Still, the low power, low downforce and treaded road car tyres in Formula E are way off an IndyCar, which da Costa described as “brutal”.

But it wasn’t just his first experience of the car, it was his first of the IndyCar paddock and it sounds like the Portuguese driver is hooked, even more so than before.

“I think both in and out of the car for these guys, it’s all about racing. It’s all about maximising the show, it’s maximising the show for the fans, which we already do a lot Formula E if I’m honest,” he says.

“But what I mean is that there’s no fancy hospitality out there, no trillions of dollars being spent in unnecessary areas.

“They put all the money in the car, the cars are very brutal, they are very, very pure, you know, there’s no electronics on the brakes or on the traction control side, there’s no power steering.

“So you have to drive it with your body and with your muscles and that’s something I haven’t had in quite a long time – to really have to grab it with my teeth and really extract a laptime out of the car.”

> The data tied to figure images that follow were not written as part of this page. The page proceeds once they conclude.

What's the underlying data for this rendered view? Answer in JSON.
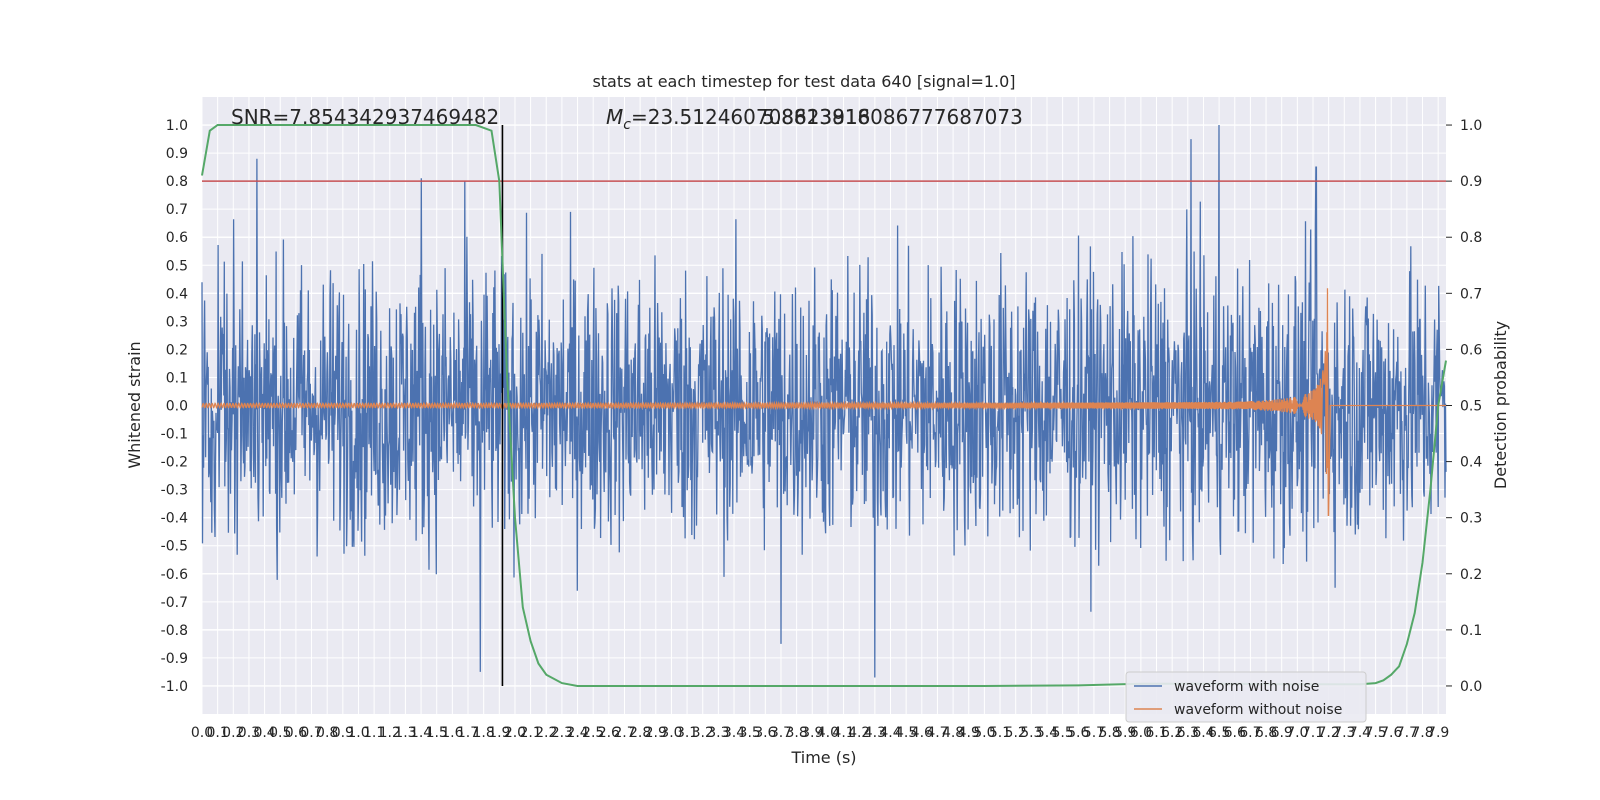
{
  "chart_data": {
    "type": "line",
    "title": "stats at each timestep for test data 640 [signal=1.0]",
    "xlabel": "Time (s)",
    "ylabel_left": "Whitened strain",
    "ylabel_right": "Detection probability",
    "xlim": [
      0.0,
      7.95
    ],
    "ylim_left": [
      -1.1,
      1.1
    ],
    "ylim_right": [
      -0.05,
      1.05
    ],
    "grid": true,
    "legend_position": "lower-right",
    "x_ticks": [
      "0.0",
      "0.1",
      "0.2",
      "0.3",
      "0.4",
      "0.5",
      "0.6",
      "0.7",
      "0.8",
      "0.9",
      "1.0",
      "1.1",
      "1.2",
      "1.3",
      "1.4",
      "1.5",
      "1.6",
      "1.7",
      "1.8",
      "1.9",
      "2.0",
      "2.1",
      "2.2",
      "2.3",
      "2.4",
      "2.5",
      "2.6",
      "2.7",
      "2.8",
      "2.9",
      "3.0",
      "3.1",
      "3.2",
      "3.3",
      "3.4",
      "3.5",
      "3.6",
      "3.7",
      "3.8",
      "3.9",
      "4.0",
      "4.1",
      "4.2",
      "4.3",
      "4.4",
      "4.5",
      "4.6",
      "4.7",
      "4.8",
      "4.9",
      "5.0",
      "5.1",
      "5.2",
      "5.3",
      "5.4",
      "5.5",
      "5.6",
      "5.7",
      "5.8",
      "5.9",
      "6.0",
      "6.1",
      "6.2",
      "6.3",
      "6.4",
      "6.5",
      "6.6",
      "6.7",
      "6.8",
      "6.9",
      "7.0",
      "7.1",
      "7.2",
      "7.3",
      "7.4",
      "7.5",
      "7.6",
      "7.7",
      "7.8",
      "7.9"
    ],
    "y_ticks_left": [
      "-1.0",
      "-0.9",
      "-0.8",
      "-0.7",
      "-0.6",
      "-0.5",
      "-0.4",
      "-0.3",
      "-0.2",
      "-0.1",
      "0.0",
      "0.1",
      "0.2",
      "0.3",
      "0.4",
      "0.5",
      "0.6",
      "0.7",
      "0.8",
      "0.9",
      "1.0"
    ],
    "y_ticks_right": [
      "0.0",
      "0.1",
      "0.2",
      "0.3",
      "0.4",
      "0.5",
      "0.6",
      "0.7",
      "0.8",
      "0.9",
      "1.0"
    ],
    "annotations": {
      "snr": "SNR=7.854342937469482",
      "mc": "=23.512460708623916",
      "mc_symbol": "M",
      "mc_subscript": "c",
      "overlap": "5.8813818086777687073"
    },
    "threshold": {
      "value": 0.9,
      "color": "#c44e52"
    },
    "event_time": 1.92,
    "series": [
      {
        "name": "waveform with noise",
        "color": "#4c72b0",
        "axis": "left",
        "description": "noise band roughly +/-0.45 with peaks up to 1.0 and troughs to -0.95",
        "amplitude": 0.45,
        "peaks": [
          [
            0.35,
            0.88
          ],
          [
            1.4,
            0.81
          ],
          [
            1.68,
            0.8
          ],
          [
            6.32,
            0.95
          ],
          [
            6.5,
            1.0
          ],
          [
            7.12,
            0.85
          ],
          [
            4.3,
            -0.97
          ],
          [
            1.78,
            -0.95
          ],
          [
            3.7,
            -0.85
          ]
        ]
      },
      {
        "name": "waveform without noise",
        "color": "#dd8452",
        "axis": "left",
        "description": "chirp growing in amplitude and frequency, merging near 7.2 s",
        "merger_time": 7.2,
        "peak_amplitude_max": 0.4,
        "peak_amplitude_min": -0.45
      },
      {
        "name": "",
        "color": "#55a868",
        "axis": "right",
        "x": [
          0.0,
          0.05,
          0.1,
          0.2,
          0.5,
          1.0,
          1.5,
          1.75,
          1.85,
          1.9,
          1.95,
          2.0,
          2.05,
          2.1,
          2.15,
          2.2,
          2.3,
          2.4,
          2.6,
          3.0,
          4.0,
          5.0,
          5.6,
          6.0,
          6.5,
          7.0,
          7.4,
          7.5,
          7.55,
          7.6,
          7.65,
          7.7,
          7.75,
          7.8,
          7.85,
          7.9,
          7.95
        ],
        "y": [
          0.91,
          0.99,
          1.0,
          1.0,
          1.0,
          1.0,
          1.0,
          1.0,
          0.99,
          0.9,
          0.55,
          0.3,
          0.14,
          0.08,
          0.04,
          0.02,
          0.005,
          0.0,
          0.0,
          0.0,
          0.0,
          0.0,
          0.001,
          0.004,
          0.004,
          0.003,
          0.003,
          0.005,
          0.01,
          0.02,
          0.035,
          0.075,
          0.13,
          0.22,
          0.35,
          0.5,
          0.58
        ]
      }
    ]
  }
}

It’s that challenge that grabbed Rosenqvist a few years ago, and could well do the same for da Costa. And the prospect of watching da Costa sink his teeth into a challenge like IndyCar should be enough to get any racing fan excited.

The questions remain: can an IndyCar deal be done for 2021, and will RLL be able to snap him up before someone else does?

Johnson’s IndyCar switch was the “new kid on the block” story of 2020. Perhaps da Costa will follow a similar narrative.